A limitation of our study is its small clinical cohort of patient samples with early or late onset CRC, but we attempted to overcome this limitation by comparing our findings to publicly available gene expression datasets. Although our findings focused on C7, CFD, and SAA1, this picture does not adequately capture the complexity of the immune microenvironment, and we suspect that there may be other components that play a role in the pathogenesis and immune response to early onset CRC. Additionally, the role of neoadjuvant treatment is a potential confounder in our patient population. Our early onset CRC cohort had more neoadjuvant treatment, and C7 and CFD were found to be associated with both early onset CRC and neoadjuvant treatment. Neoadjuvant chemoradiation may play a role given that C7, CFD, and SAA1 were increased in early onset rectal cancer, and this population was most likely to receive neoadjuvant chemoradiation. The role of chemoradiation and its effect on C7, CFD, and SAA1 in early onset CRC requires further investigation.
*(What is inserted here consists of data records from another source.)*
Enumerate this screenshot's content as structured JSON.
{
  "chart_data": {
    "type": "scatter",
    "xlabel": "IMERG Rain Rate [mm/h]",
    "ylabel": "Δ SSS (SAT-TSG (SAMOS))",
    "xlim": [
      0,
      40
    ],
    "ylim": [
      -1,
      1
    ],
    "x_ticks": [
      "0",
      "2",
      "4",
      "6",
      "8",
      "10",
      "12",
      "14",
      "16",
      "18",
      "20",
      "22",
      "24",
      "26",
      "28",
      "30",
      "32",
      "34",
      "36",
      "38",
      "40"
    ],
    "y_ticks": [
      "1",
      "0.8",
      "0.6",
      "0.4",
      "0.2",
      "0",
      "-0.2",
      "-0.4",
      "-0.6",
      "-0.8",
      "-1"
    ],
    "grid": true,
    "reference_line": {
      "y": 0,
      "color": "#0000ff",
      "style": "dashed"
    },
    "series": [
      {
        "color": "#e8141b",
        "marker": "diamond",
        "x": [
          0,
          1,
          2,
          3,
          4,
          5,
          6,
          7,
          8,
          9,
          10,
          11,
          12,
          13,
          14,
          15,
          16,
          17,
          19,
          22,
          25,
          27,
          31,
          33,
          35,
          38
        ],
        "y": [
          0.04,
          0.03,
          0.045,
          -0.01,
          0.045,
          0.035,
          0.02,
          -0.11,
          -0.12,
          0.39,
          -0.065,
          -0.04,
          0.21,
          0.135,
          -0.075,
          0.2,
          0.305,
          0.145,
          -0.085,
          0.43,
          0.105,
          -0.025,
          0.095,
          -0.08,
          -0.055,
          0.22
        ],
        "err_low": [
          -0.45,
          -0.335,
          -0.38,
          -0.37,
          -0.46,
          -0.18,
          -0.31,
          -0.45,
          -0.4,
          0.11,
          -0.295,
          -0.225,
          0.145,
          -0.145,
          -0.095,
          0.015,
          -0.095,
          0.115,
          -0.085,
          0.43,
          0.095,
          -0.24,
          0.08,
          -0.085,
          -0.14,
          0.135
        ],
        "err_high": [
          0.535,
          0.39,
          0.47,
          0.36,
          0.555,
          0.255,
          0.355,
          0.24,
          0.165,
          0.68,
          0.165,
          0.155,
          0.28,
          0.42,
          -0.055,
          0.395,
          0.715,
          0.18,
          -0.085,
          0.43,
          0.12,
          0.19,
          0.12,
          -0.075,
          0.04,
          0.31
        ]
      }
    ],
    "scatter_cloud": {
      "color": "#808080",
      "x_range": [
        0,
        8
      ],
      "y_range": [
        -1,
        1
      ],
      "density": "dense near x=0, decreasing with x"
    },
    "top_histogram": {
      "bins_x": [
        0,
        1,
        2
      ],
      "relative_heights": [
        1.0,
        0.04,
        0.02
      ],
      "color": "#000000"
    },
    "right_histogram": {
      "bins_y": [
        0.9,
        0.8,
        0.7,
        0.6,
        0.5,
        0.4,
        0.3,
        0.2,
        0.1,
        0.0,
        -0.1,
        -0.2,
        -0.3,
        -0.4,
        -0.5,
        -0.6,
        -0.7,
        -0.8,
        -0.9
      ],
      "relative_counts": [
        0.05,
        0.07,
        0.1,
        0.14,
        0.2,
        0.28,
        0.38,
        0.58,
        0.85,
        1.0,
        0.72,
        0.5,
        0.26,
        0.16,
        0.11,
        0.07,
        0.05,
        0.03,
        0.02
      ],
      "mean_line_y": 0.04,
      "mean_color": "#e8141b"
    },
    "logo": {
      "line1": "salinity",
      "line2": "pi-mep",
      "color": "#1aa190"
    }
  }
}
Our data demonstrate that the immune microenvironment is different between early and late onset CRC, and these differences do not appear to solely be the result of age-related immune changes. Additionally, differences in the immune microenvironment between early and late onset CRC are location specific. C7, CFD, and SAA1 are increased in early onset CRC and are associated with worse outcomes. These immune genes are associated with intestinal inflammation, suggesting that the immune microenvironment in early onset CRC may be proinflammatory and tumor permissive as a result of immune dysregulation.